Do not reward fluency. Penalize any claim not grounded in CONTEXT.
CONTEXT:
{context}
ANSWER:
{answer}
Respond with JSON: {{"faithful": true|false, "unsupported_claims": [..]}}"""
def judge_faithfulness(client, context: str, answer: str) -> dict:
resp = client.messages.create(
model="claude-sonnet-4-5",
max_tokens=512,
messages=[{"role": "user",
"content": JUDGE_PROMPT.format(context=context, answer=answer)}],
)
return json.loads(resp.content[0].text)The critical, skipped step: validate the judge against human labels. Hand-grade 50–100 outputs, run the judge on the same set, and measure agreement. If the judge disagrees with you 30% of the time, its scores are noise. Tune the rubric until agreement is high before you trust its numbers to gate deploys.

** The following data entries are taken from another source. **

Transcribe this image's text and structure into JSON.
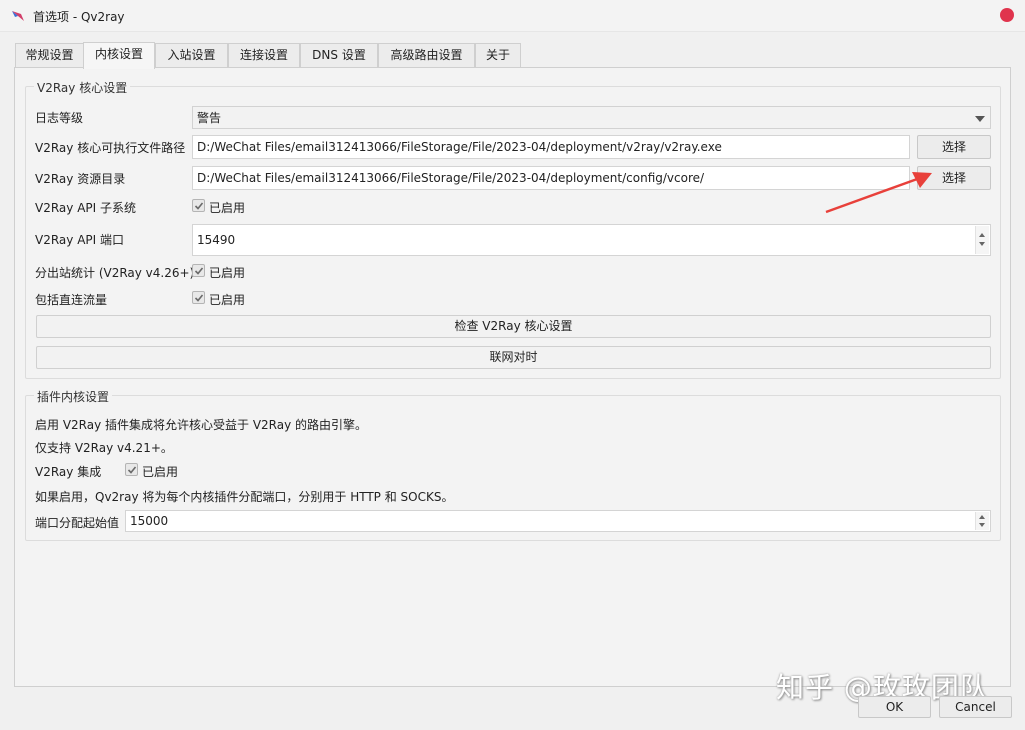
{
  "window": {
    "title": "首选项 - Qv2ray"
  },
  "tabs": [
    {
      "label": "常规设置"
    },
    {
      "label": "内核设置"
    },
    {
      "label": "入站设置"
    },
    {
      "label": "连接设置"
    },
    {
      "label": "DNS 设置"
    },
    {
      "label": "高级路由设置"
    },
    {
      "label": "关于"
    }
  ],
  "core": {
    "group_title": "V2Ray 核心设置",
    "log_level_label": "日志等级",
    "log_level_value": "警告",
    "exe_path_label": "V2Ray 核心可执行文件路径",
    "exe_path_value": "D:/WeChat Files/email312413066/FileStorage/File/2023-04/deployment/v2ray/v2ray.exe",
    "exe_browse": "选择",
    "assets_label": "V2Ray 资源目录",
    "assets_value": "D:/WeChat Files/email312413066/FileStorage/File/2023-04/deployment/config/vcore/",
    "assets_browse": "选择",
    "api_label": "V2Ray API 子系统",
    "api_check": "已启用",
    "api_port_label": "V2Ray API 端口",
    "api_port_value": "15490",
    "outbound_stats_label": "分出站统计 (V2Ray v4.26+)",
    "outbound_stats_check": "已启用",
    "direct_label": "包括直连流量",
    "direct_check": "已启用",
    "check_button": "检查 V2Ray 核心设置",
    "sync_button": "联网对时"
  },
  "plugin": {
    "group_title": "插件内核设置",
    "desc1": "启用 V2Ray 插件集成将允许核心受益于 V2Ray 的路由引擎。",
    "desc2": "仅支持 V2Ray v4.21+。",
    "integration_label": "V2Ray 集成",
    "integration_check": "已启用",
    "desc3": "如果启用，Qv2ray 将为每个内核插件分配端口，分别用于 HTTP 和 SOCKS。",
    "port_start_label": "端口分配起始值",
    "port_start_value": "15000"
  },
  "footer": {
    "ok": "OK",
    "cancel": "Cancel",
    "watermark": "知乎 @玫玫团队"
  },
  "colors": {
    "accent_close": "#e0344d",
    "annotation_arrow": "#e8403a"
  }
}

Curate the dataset like it's the product
Your eval is only as good as its cases. A suite of ten happy-path examples gives false confidence. Build the dataset deliberately:
- Seed from real production traffic — anonymized real inputs beat synthetic ones.

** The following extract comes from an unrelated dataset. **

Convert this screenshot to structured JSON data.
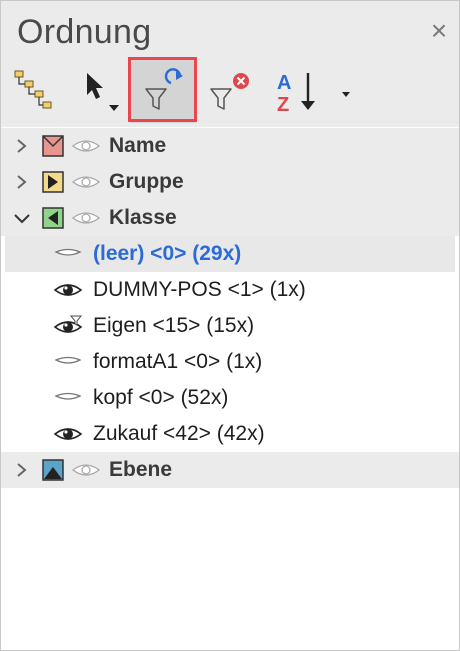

- Mine your failures — every bug report and bad output becomes a permanent regression case. This is how the suite compounds in value.
- Cover the adversarial tail — empty inputs, injection attempts, wrong-language text, enormous inputs, ambiguous requests.
- Keep it versioned in git alongside the code, reviewed in PRs.
Frameworks like LangChain's evaluation tooling help you scale this once the suite grows, but the dataset itself is your moat, not the framework.
Treat every production incident as a test case. The first time a bad output reaches a user is unavoidable. The second time is a process failure — and an eval case would have caught it.
Wire evals into CI
The payoff is automation. Run the suite on every pull request that touches a prompt, a model version, or retrieval logic. Print a scoreboard, and fail the build if the pass rate drops below a threshold or regresses against the base branch.
# In CI: run evals, fail the build on regression
python -m evals.run --suite extraction --min-pass-rate 0.95 \
|| { echo "Eval regression — blocking merge"; exit 1; }Now a prompt change is reviewable like any other diff: the reviewer sees the score moved from 94% to 97%, not just that a string changed. That is the whole point — restoring engineering discipline to a probabilistic system.
Takeaways
- A prompt is code; changing it without evals is shipping untested code.
- Prefer deterministic, code-based assertions; reserve LLM-as-judge for genuinely subjective quality.
- Validate any LLM judge against human labels before trusting its scores.
- Your eval dataset is the asset — seed it from real traffic and grow it from every failure.
- Run evals in CI and gate merges on the pass rate so regressions can't ship.